Hu-ming era um Bodisatva que possuía tanto fortuna quanto mérito, resultante de seu
bom passado e de suas ações honradas. Instalou-se no assento do leão (3), decorado
com inumeráveis jóias de todas as espécies. Vários panos celestiais foram estendidos
no assento e várias flores de fragrância rara colocadas no chão à sua volta. O doce
cheiro de incenso especial, num incensário enorme e magnífico pendurado no ar, se
espalhava e o castelo estava cheio de luz, reflexo das inumeráveis jóias de sua
decoração.
O exterior do castelo estava coberto por uma rede magnífica com muitos sinos de ouro
amarrados, todos ressoando em tons doces. O palácio emitia uma infinita variedade de
luzes com centenas de milhares de bandeiras coloridas, canópias e borlas presas em
seus cantos, guardado pelos Reis dos Quatro Quartos do Universo e vários Budas e
Bodisatvas. Era também respeitosamente venerado pelos Reis S'akrendra e Brahma.
Tendo terminado esta explicação o Bodisatva Hu-ming conclui sua palestra a todos os
seres celestiais ali reunidos dizendo:
"Seres Celestiais! Vocês devem perceber que eu, agora, os presentei com os Cento e
Oito Portais da Lei Maravilhosa. Lembrem-se deles continuamente pois não podem ser
esquecidos. Estes são então os cento e oito portais da Lei Maravilhosa."
O Bodisatva Hu-ming era o nome dado a Xaquiamuni Buda quando vivia no Céu de
Tsusita como um Bodisatva do mais alto nível de Iluminação.
Estes cento e oito portais estão enumerados no T`ien-shêng Kuang - Têng- Lu,
compilado por Li Fu- ma (10). Entretanto, apenas poucos os que treinam em budismo
sabem de sua existência, enquanto os que não sabem são tão numerosos como plantas
de arroz, cânhamo, bambu e grama. È por esta razão que agora os compilei nesta
seção. Aqueles iniciados em budismo que esperam algum dia alcançar o estado de
Buda e se tronar mestres de seres humanos e celestiais, devem cuidadosamente os
estudar. Aqueles que nunca viveram no Céu de Tsusita como Bodisatva do mais alto
nível de Iluminação, não podem ser considerados Budas. Estudantes budistas, logo,
não devem se orgulhar de seus feitos. Bodisatvas que uma vez viveram no Céu de
Tsusita, se tornaram Budas sem passar pelo mundo intermediário.
Notas:
1. o nome deste sutra é desconhecido embora seja provavelmento o chinês T`ien-
chêng Kuang - Têng-lu e não um sutra.
2. Não se sabe mais nada sobre este Bodisatva, a pronûncia chinesa é usada pois o
sânscrito se perdeu.
3. Uma plataforma elevada, a vontade de um Bodisatva, é análoga à de um leão.
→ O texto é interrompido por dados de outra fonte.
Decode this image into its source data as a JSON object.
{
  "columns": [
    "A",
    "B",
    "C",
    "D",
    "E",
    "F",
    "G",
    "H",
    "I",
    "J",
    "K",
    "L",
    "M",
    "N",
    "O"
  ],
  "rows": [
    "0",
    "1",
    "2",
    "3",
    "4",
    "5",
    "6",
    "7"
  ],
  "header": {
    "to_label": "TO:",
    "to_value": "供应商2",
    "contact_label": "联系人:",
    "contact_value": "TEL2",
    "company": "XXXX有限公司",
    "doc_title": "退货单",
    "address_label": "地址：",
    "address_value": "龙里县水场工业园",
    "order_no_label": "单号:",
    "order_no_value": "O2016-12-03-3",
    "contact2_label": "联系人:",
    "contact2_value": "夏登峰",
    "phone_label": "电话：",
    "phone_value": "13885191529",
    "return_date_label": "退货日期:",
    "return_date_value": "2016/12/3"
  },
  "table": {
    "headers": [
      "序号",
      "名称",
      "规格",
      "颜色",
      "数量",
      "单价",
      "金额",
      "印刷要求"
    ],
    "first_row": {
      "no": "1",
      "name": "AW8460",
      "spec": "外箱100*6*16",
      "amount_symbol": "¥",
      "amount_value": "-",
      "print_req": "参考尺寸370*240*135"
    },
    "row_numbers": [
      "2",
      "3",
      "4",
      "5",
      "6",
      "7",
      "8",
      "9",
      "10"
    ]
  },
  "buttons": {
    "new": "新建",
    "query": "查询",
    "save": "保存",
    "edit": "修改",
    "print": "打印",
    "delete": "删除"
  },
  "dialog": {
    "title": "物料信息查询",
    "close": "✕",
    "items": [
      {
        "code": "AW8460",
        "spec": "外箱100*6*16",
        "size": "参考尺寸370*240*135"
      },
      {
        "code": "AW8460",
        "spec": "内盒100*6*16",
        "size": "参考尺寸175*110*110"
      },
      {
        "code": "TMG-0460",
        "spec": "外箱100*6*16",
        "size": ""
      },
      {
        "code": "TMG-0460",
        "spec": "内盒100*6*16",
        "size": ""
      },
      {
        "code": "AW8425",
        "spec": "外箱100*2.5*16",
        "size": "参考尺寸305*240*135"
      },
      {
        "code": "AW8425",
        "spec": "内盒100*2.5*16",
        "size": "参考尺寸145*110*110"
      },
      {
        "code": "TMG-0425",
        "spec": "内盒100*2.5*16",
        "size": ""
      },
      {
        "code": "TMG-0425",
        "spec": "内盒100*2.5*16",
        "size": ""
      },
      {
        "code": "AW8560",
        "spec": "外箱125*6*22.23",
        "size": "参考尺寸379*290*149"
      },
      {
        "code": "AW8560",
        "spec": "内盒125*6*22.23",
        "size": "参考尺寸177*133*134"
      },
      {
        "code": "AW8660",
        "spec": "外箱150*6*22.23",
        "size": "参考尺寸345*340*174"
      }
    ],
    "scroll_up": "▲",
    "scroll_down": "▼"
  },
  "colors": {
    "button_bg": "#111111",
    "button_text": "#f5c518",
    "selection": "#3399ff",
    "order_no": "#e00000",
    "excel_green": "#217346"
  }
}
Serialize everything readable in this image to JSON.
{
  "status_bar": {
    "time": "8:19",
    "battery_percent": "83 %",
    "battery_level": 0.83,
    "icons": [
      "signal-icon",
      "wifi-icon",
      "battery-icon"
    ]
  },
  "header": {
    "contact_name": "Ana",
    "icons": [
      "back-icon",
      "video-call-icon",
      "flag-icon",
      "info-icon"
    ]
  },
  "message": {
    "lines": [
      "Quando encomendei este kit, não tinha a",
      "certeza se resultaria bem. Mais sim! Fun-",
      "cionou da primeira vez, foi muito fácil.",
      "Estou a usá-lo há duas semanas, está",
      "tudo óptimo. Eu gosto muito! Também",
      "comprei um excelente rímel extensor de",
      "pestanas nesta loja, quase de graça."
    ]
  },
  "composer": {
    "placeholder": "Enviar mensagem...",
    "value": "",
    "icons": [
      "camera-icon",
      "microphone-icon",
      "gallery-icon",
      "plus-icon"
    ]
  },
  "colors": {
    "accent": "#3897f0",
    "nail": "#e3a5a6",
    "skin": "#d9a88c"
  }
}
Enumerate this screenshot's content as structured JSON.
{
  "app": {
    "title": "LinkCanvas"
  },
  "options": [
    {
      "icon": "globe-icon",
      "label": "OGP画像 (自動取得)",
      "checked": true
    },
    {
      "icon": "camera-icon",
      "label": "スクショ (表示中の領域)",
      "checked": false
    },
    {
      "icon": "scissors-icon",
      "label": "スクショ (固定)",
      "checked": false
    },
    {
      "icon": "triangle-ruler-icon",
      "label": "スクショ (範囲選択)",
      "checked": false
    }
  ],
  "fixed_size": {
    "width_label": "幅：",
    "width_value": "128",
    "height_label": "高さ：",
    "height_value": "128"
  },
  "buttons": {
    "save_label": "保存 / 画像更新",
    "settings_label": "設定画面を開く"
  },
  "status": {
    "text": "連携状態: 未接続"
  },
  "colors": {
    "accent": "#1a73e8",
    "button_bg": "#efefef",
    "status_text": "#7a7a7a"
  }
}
4. As quatros espécies de esforço correto são: prevenir erros antes que ocorram,
abandonar faltas quando ocorrem, produzir méritos, aumentar mérito produzido.
5. As quatro bases de poder sobrenatural são: vontade, esforço, pensamentos e
investigação.
6. Uma é a visão extremista da existência, que errôneamente mantém, que todo
fenômeno é real; a outra é a visão extremista da não existência que mantém, que todo
o fenômeno é não exitente e vazio.
7. Paramita se refere a cruzar desta margem de nascimento e morte para a margem de
Nirvana, também significa compleição. Aqui o termo é usado para designar uma das
práticas que levam a este objetivo.
8. As quatro maneiras de guiar seres a iluminação: ofertas espirituais e materiais,
palavras amáveis, benevolência, identificação.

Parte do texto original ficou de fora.